The first thought that comes to my mind (which doesn't mean it is a great idea) is to use asymmetric encryption of the data. Your program which writes the sensitive portions of the database includes the private key and encrypts the fields that should not be editable. The program which reads the sensitive portions of the database decrypts with the public key. Any non-sensitive data need not use any encryption.
Of course, this makes the data opaque to SQL as well, so if you want to be able to make queries based on the contents of the encrypted data, you are out of luck. Unless you build the decryption function into SQL instead of just doing that in your program logic.
The next idea, which would be less complicated, would be to add a column with a hashed value of the data, then check to ensure the data matches the corresponding hash.

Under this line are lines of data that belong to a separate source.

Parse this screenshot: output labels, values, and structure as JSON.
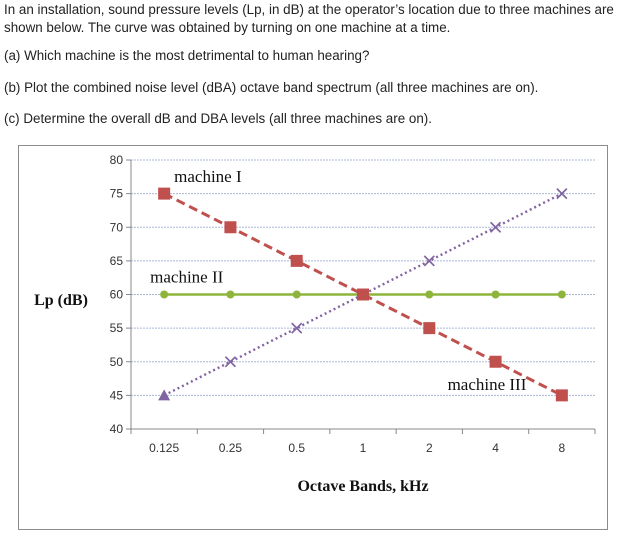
{
  "question": {
    "intro": "In an installation, sound pressure levels (Lp, in dB) at the operator’s location due to three machines are shown below. The curve was obtained by turning on one machine at a time.",
    "part_a": "(a) Which machine is the most detrimental to human hearing?",
    "part_b": "(b) Plot the combined noise level (dBA) octave band spectrum (all three machines are on).",
    "part_c": "(c) Determine the overall dB and DBA levels (all three machines are on)."
  },
  "chart_data": {
    "type": "line",
    "title": "",
    "xlabel": "Octave Bands, kHz",
    "ylabel": "Lp (dB)",
    "categories": [
      "0.125",
      "0.25",
      "0.5",
      "1",
      "2",
      "4",
      "8"
    ],
    "ylim": [
      40,
      80
    ],
    "yticks": [
      40,
      45,
      50,
      55,
      60,
      65,
      70,
      75,
      80
    ],
    "grid": true,
    "series": [
      {
        "name": "machine I",
        "values": [
          75,
          70,
          65,
          60,
          55,
          50,
          45
        ],
        "color": "#c0504d",
        "marker": "square",
        "line": "dashed"
      },
      {
        "name": "machine II",
        "values": [
          60,
          60,
          60,
          60,
          60,
          60,
          60
        ],
        "color": "#8db53c",
        "marker": "circle",
        "line": "solid"
      },
      {
        "name": "machine III",
        "values": [
          45,
          50,
          55,
          60,
          65,
          70,
          75
        ],
        "color": "#8064a2",
        "marker": "x",
        "line": "dotted"
      }
    ],
    "annotations": [
      "machine I",
      "machine II",
      "machine III"
    ]
  }
}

This will be easier for the user to circumvent but adds a tiny level of intricacy above and beyond simple SQL queries.
My last idea, for now, would be to write a custom VFS for SQLite that stores data in a non-standard way that makes it unusable with off the shelf SQLite compatible tools.
Have the checksum field be an encrypted blob that consists of a random salt used to initialize the hash of all the other columns of the row. That does mean the queries have to return the entire row and have discipline to avoid unexpected type conversions.